Early in her career, Hong was the Vice Chairwoman of the Presidium of the Supreme People's Assembly (SPA) and Vice Chairwoman of the Committee for Cultural Relations with Foreign Countries. She met many foreign dignitaries and traveled abroad in these posts.

Later, Hong served as the Secretary General of the SPA Presidium, replacing . She was appointed on 1 April 2013 at the seventh session of the 12th SPA, replacing Thae Hyong-chol. She was re-appointed to the same post on 9 April 2014 after the 2014 North Korean parliamentary election. Hong was the first female ever in that role, prompting Michael Madden of 38 North to write: "While Secretary-General is a largely ceremonial position, her appointment may point to a new emphasis on women as key players in the DPRK's relatively male-dominated political culture." Hong was replaced by Jong Yong-guk as the Secretary General on 11 April 2018 at the sixth session of the 13th SPA.
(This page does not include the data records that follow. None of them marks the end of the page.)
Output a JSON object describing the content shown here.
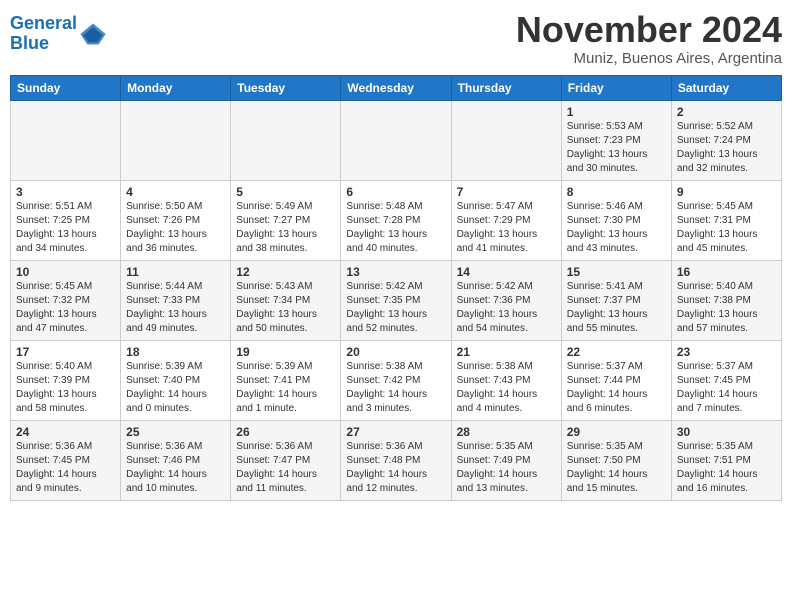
{
  "header": {
    "logo_line1": "General",
    "logo_line2": "Blue",
    "month_title": "November 2024",
    "location": "Muniz, Buenos Aires, Argentina"
  },
  "weekdays": [
    "Sunday",
    "Monday",
    "Tuesday",
    "Wednesday",
    "Thursday",
    "Friday",
    "Saturday"
  ],
  "weeks": [
    [
      {
        "day": "",
        "info": ""
      },
      {
        "day": "",
        "info": ""
      },
      {
        "day": "",
        "info": ""
      },
      {
        "day": "",
        "info": ""
      },
      {
        "day": "",
        "info": ""
      },
      {
        "day": "1",
        "info": "Sunrise: 5:53 AM\nSunset: 7:23 PM\nDaylight: 13 hours\nand 30 minutes."
      },
      {
        "day": "2",
        "info": "Sunrise: 5:52 AM\nSunset: 7:24 PM\nDaylight: 13 hours\nand 32 minutes."
      }
    ],
    [
      {
        "day": "3",
        "info": "Sunrise: 5:51 AM\nSunset: 7:25 PM\nDaylight: 13 hours\nand 34 minutes."
      },
      {
        "day": "4",
        "info": "Sunrise: 5:50 AM\nSunset: 7:26 PM\nDaylight: 13 hours\nand 36 minutes."
      },
      {
        "day": "5",
        "info": "Sunrise: 5:49 AM\nSunset: 7:27 PM\nDaylight: 13 hours\nand 38 minutes."
      },
      {
        "day": "6",
        "info": "Sunrise: 5:48 AM\nSunset: 7:28 PM\nDaylight: 13 hours\nand 40 minutes."
      },
      {
        "day": "7",
        "info": "Sunrise: 5:47 AM\nSunset: 7:29 PM\nDaylight: 13 hours\nand 41 minutes."
      },
      {
        "day": "8",
        "info": "Sunrise: 5:46 AM\nSunset: 7:30 PM\nDaylight: 13 hours\nand 43 minutes."
      },
      {
        "day": "9",
        "info": "Sunrise: 5:45 AM\nSunset: 7:31 PM\nDaylight: 13 hours\nand 45 minutes."
      }
    ],
    [
      {
        "day": "10",
        "info": "Sunrise: 5:45 AM\nSunset: 7:32 PM\nDaylight: 13 hours\nand 47 minutes."
      },
      {
        "day": "11",
        "info": "Sunrise: 5:44 AM\nSunset: 7:33 PM\nDaylight: 13 hours\nand 49 minutes."
      },
      {
        "day": "12",
        "info": "Sunrise: 5:43 AM\nSunset: 7:34 PM\nDaylight: 13 hours\nand 50 minutes."
      },
      {
        "day": "13",
        "info": "Sunrise: 5:42 AM\nSunset: 7:35 PM\nDaylight: 13 hours\nand 52 minutes."
      },
      {
        "day": "14",
        "info": "Sunrise: 5:42 AM\nSunset: 7:36 PM\nDaylight: 13 hours\nand 54 minutes."
      },
      {
        "day": "15",
        "info": "Sunrise: 5:41 AM\nSunset: 7:37 PM\nDaylight: 13 hours\nand 55 minutes."
      },
      {
        "day": "16",
        "info": "Sunrise: 5:40 AM\nSunset: 7:38 PM\nDaylight: 13 hours\nand 57 minutes."
      }
    ],
    [
      {
        "day": "17",
        "info": "Sunrise: 5:40 AM\nSunset: 7:39 PM\nDaylight: 13 hours\nand 58 minutes."
      },
      {
        "day": "18",
        "info": "Sunrise: 5:39 AM\nSunset: 7:40 PM\nDaylight: 14 hours\nand 0 minutes."
      },
      {
        "day": "19",
        "info": "Sunrise: 5:39 AM\nSunset: 7:41 PM\nDaylight: 14 hours\nand 1 minute."
      },
      {
        "day": "20",
        "info": "Sunrise: 5:38 AM\nSunset: 7:42 PM\nDaylight: 14 hours\nand 3 minutes."
      },
      {
        "day": "21",
        "info": "Sunrise: 5:38 AM\nSunset: 7:43 PM\nDaylight: 14 hours\nand 4 minutes."
      },
      {
        "day": "22",
        "info": "Sunrise: 5:37 AM\nSunset: 7:44 PM\nDaylight: 14 hours\nand 6 minutes."
      },
      {
        "day": "23",
        "info": "Sunrise: 5:37 AM\nSunset: 7:45 PM\nDaylight: 14 hours\nand 7 minutes."
      }
    ],
    [
      {
        "day": "24",
        "info": "Sunrise: 5:36 AM\nSunset: 7:45 PM\nDaylight: 14 hours\nand 9 minutes."
      },
      {
        "day": "25",
        "info": "Sunrise: 5:36 AM\nSunset: 7:46 PM\nDaylight: 14 hours\nand 10 minutes."
      },
      {
        "day": "26",
        "info": "Sunrise: 5:36 AM\nSunset: 7:47 PM\nDaylight: 14 hours\nand 11 minutes."
      },
      {
        "day": "27",
        "info": "Sunrise: 5:36 AM\nSunset: 7:48 PM\nDaylight: 14 hours\nand 12 minutes."
      },
      {
        "day": "28",
        "info": "Sunrise: 5:35 AM\nSunset: 7:49 PM\nDaylight: 14 hours\nand 13 minutes."
      },
      {
        "day": "29",
        "info": "Sunrise: 5:35 AM\nSunset: 7:50 PM\nDaylight: 14 hours\nand 15 minutes."
      },
      {
        "day": "30",
        "info": "Sunrise: 5:35 AM\nSunset: 7:51 PM\nDaylight: 14 hours\nand 16 minutes."
      }
    ]
  ]
}
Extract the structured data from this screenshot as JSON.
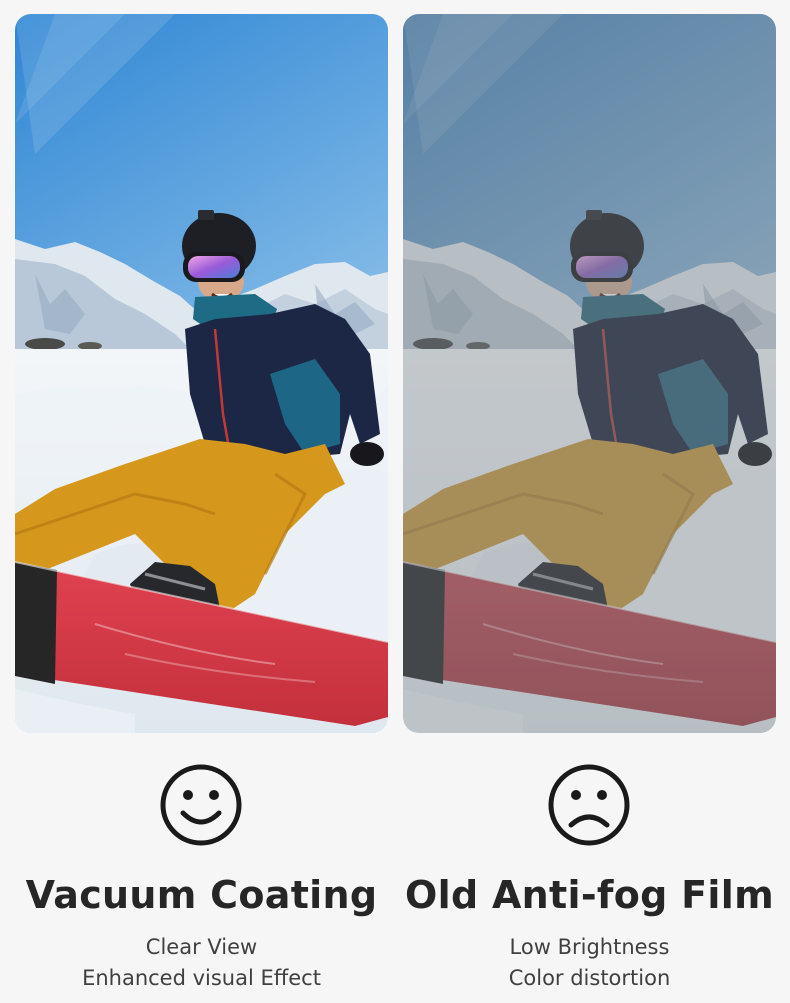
{
  "comparison": {
    "left": {
      "face": "smile-face-icon",
      "title": "Vacuum Coating",
      "lines": [
        "Clear View",
        "Enhanced visual Effect"
      ]
    },
    "right": {
      "face": "sad-face-icon",
      "title": "Old Anti-fog Film",
      "lines": [
        "Low Brightness",
        "Color distortion"
      ]
    }
  },
  "colors": {
    "background": "#f6f6f6",
    "text": "#262626",
    "sky": "#3c8fd6",
    "pants": "#d79a1f",
    "board": "#d63a45"
  }
}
Hong was elected to the SPA in 2003 (187th electoral district), 2009 (230th), and most recently in 2014 (64th electoral district in Ryokpho).

Hong is a full member of the 7th Central Committee of the Workers' Party of Korea since May 2016.
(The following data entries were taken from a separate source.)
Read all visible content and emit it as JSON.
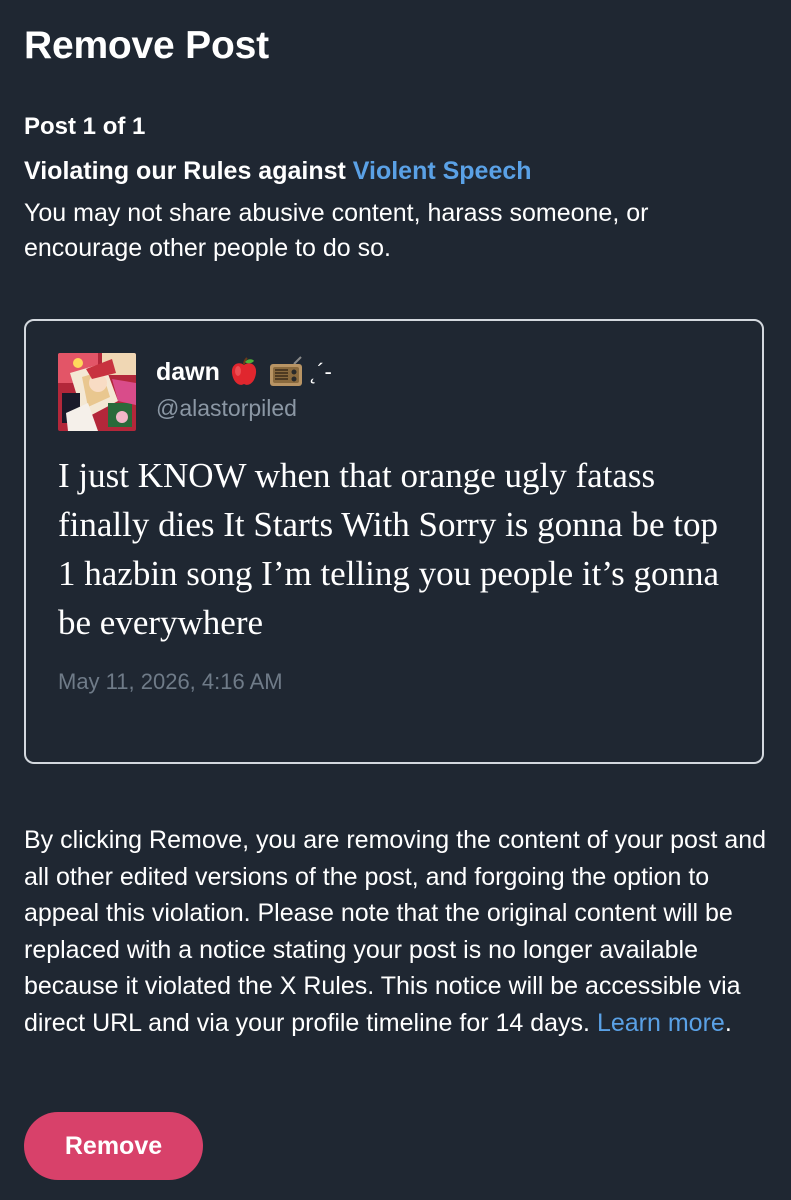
{
  "page": {
    "title": "Remove Post",
    "post_counter": "Post 1 of 1"
  },
  "violation": {
    "heading_prefix": "Violating our Rules against",
    "rule_name": "Violent Speech",
    "description": "You may not share abusive content, harass someone, or encourage other people to do so.",
    "link_color": "#5aa1e6"
  },
  "post": {
    "display_name": "dawn",
    "name_emojis": [
      "apple-emoji",
      "radio-emoji"
    ],
    "name_decoration": "˛´-",
    "username": "@alastorpiled",
    "text": "I just KNOW when that orange ugly fatass finally dies It Starts With Sorry is gonna be top 1 hazbin song I’m telling you people it’s gonna be everywhere",
    "timestamp": "May 11, 2026, 4:16 AM"
  },
  "explanation": {
    "text": "By clicking Remove, you are removing the content of your post and all other edited versions of the post, and forgoing the option to appeal this violation. Please note that the original content will be replaced with a notice stating your post is no longer available because it violated the X Rules. This notice will be accessible via direct URL and via your profile timeline for 14 days.",
    "link_text": "Learn more",
    "trailing": "."
  },
  "actions": {
    "remove_label": "Remove"
  },
  "colors": {
    "background": "#1f2732",
    "accent_link": "#5aa1e6",
    "danger_button": "#d8416a",
    "muted_text": "#8b97a4"
  }
}
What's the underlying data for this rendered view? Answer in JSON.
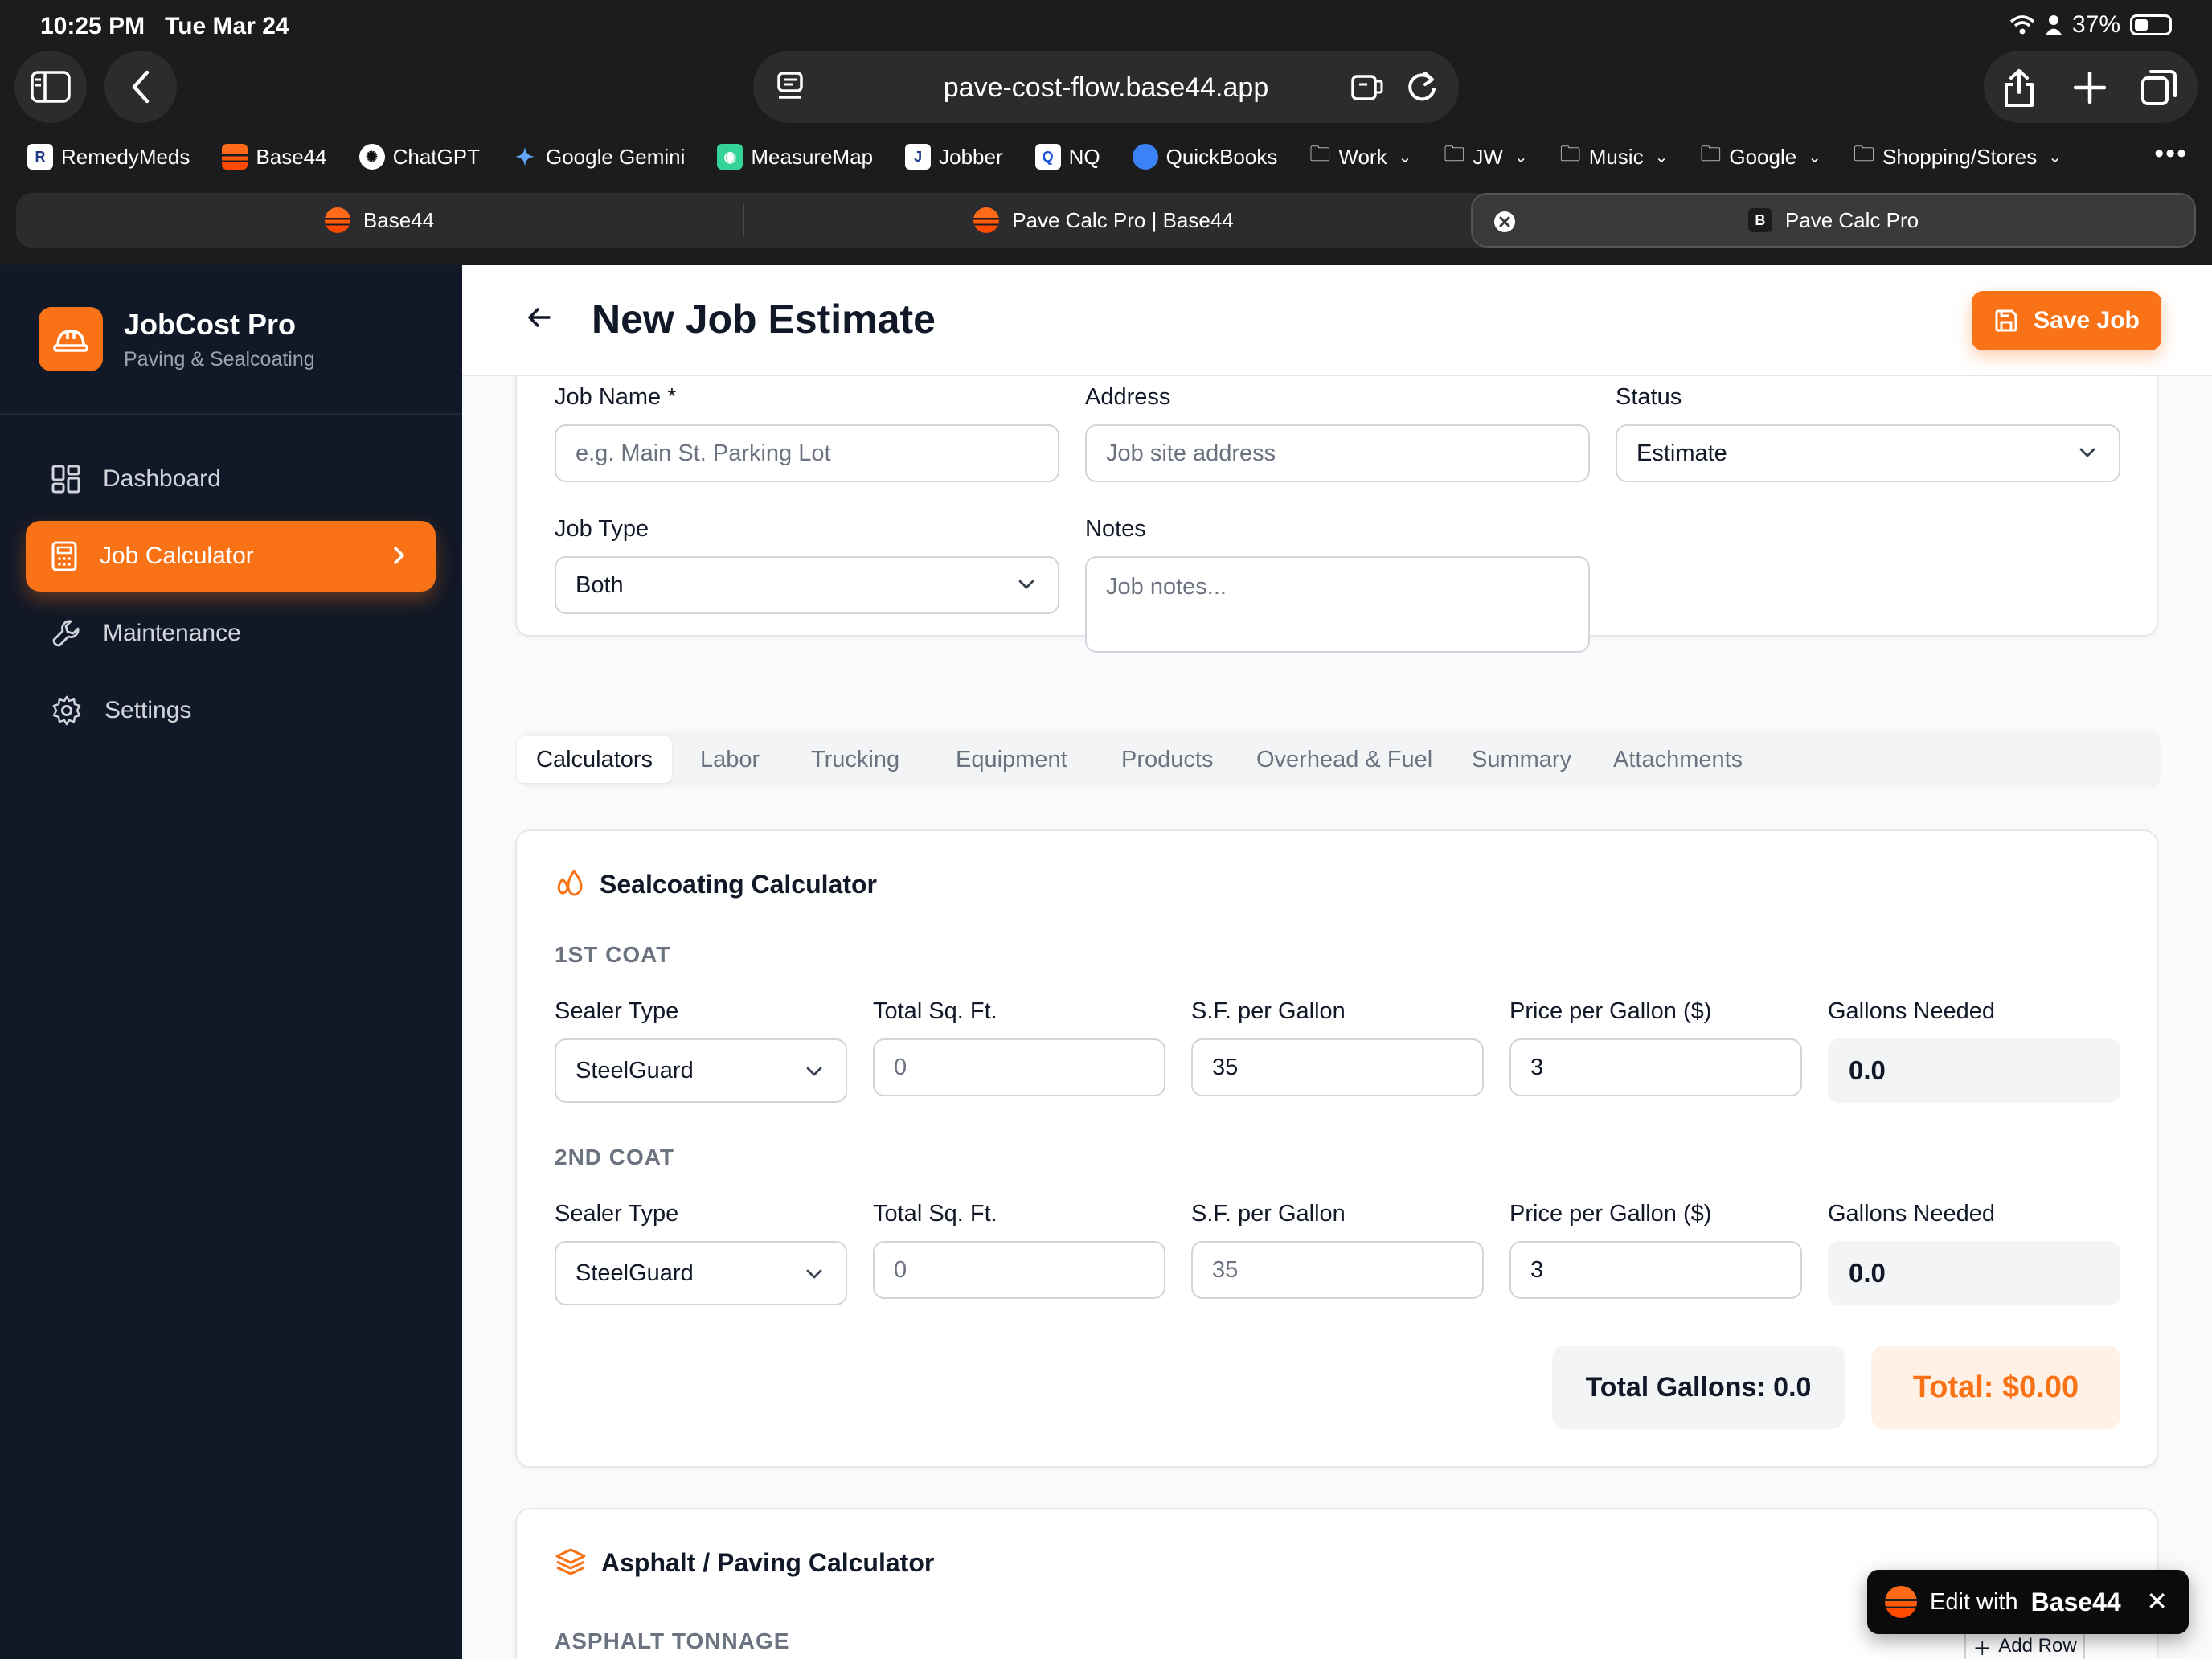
{
  "status_bar": {
    "time": "10:25 PM",
    "date": "Tue Mar 24",
    "battery": "37%"
  },
  "browser": {
    "url": "pave-cost-flow.base44.app",
    "bookmarks": [
      {
        "label": "RemedyMeds"
      },
      {
        "label": "Base44"
      },
      {
        "label": "ChatGPT"
      },
      {
        "label": "Google Gemini"
      },
      {
        "label": "MeasureMap"
      },
      {
        "label": "Jobber"
      },
      {
        "label": "NQ"
      },
      {
        "label": "QuickBooks"
      },
      {
        "label": "Work"
      },
      {
        "label": "JW"
      },
      {
        "label": "Music"
      },
      {
        "label": "Google"
      },
      {
        "label": "Shopping/Stores"
      }
    ],
    "more": "•••",
    "tabs": [
      {
        "label": "Base44"
      },
      {
        "label": "Pave Calc Pro | Base44"
      },
      {
        "label": "Pave Calc Pro",
        "badge": "B"
      }
    ]
  },
  "sidebar": {
    "app_name": "JobCost Pro",
    "app_sub": "Paving & Sealcoating",
    "items": [
      {
        "label": "Dashboard"
      },
      {
        "label": "Job Calculator"
      },
      {
        "label": "Maintenance"
      },
      {
        "label": "Settings"
      }
    ]
  },
  "header": {
    "title": "New Job Estimate",
    "save_label": "Save Job"
  },
  "job_form": {
    "job_name_label": "Job Name *",
    "job_name_placeholder": "e.g. Main St. Parking Lot",
    "address_label": "Address",
    "address_placeholder": "Job site address",
    "status_label": "Status",
    "status_value": "Estimate",
    "job_type_label": "Job Type",
    "job_type_value": "Both",
    "notes_label": "Notes",
    "notes_placeholder": "Job notes..."
  },
  "tabs": [
    "Calculators",
    "Labor",
    "Trucking",
    "Equipment",
    "Products",
    "Overhead & Fuel",
    "Summary",
    "Attachments"
  ],
  "sealcoating": {
    "title": "Sealcoating Calculator",
    "labels": {
      "sealer_type": "Sealer Type",
      "total_sqft": "Total Sq. Ft.",
      "sf_per_gallon": "S.F. per Gallon",
      "price_per_gallon": "Price per Gallon ($)",
      "gallons_needed": "Gallons Needed"
    },
    "coats": [
      {
        "heading": "1ST COAT",
        "sealer_type": "SteelGuard",
        "total_sqft_placeholder": "0",
        "sf_per_gallon": "35",
        "price_per_gallon": "3",
        "gallons_needed": "0.0"
      },
      {
        "heading": "2ND COAT",
        "sealer_type": "SteelGuard",
        "total_sqft_placeholder": "0",
        "sf_per_gallon_placeholder": "35",
        "price_per_gallon": "3",
        "gallons_needed": "0.0"
      }
    ],
    "total_gallons": "Total Gallons: 0.0",
    "total_cost": "Total: $0.00"
  },
  "asphalt": {
    "title": "Asphalt / Paving Calculator",
    "section": "ASPHALT TONNAGE",
    "add_row": "Add Row"
  },
  "edit_badge": {
    "prefix": "Edit with",
    "brand": "Base44"
  },
  "colors": {
    "accent": "#f97316",
    "sidebar_bg": "#111827",
    "page_bg": "#f9fafb"
  }
}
Hong is the Chairwoman of the Committee for Comfort Women and Victims of the Pacific War Compensation since February 2000, where she had already served before as a permanent member. She is also the Vice Chairman of the Socialist Women's Union of Korea. Hong was previously the head of the Reunification Office of the Armament Reduction and Peace Institute from November 1991.

Hong has headed many of North Korea's friendship associations. She was previously chairwoman of North Korea's friendship associations with Indonesia and Austria, and vice chairwoman in associations dealing with relations with Pakistan, and China. She currently heads the German and Russian friendship associations and is the vice chairwoman of the association with Finland. She has been chairwoman of the friendship association with Switzerland since December 2009, vice chairwoman of the friendship association with Poland since November 2006, and vice chairwoman of the friendship association with Bulgaria since March 2006.

In 2015, she was on the funeral committee of Ri Ul-sol.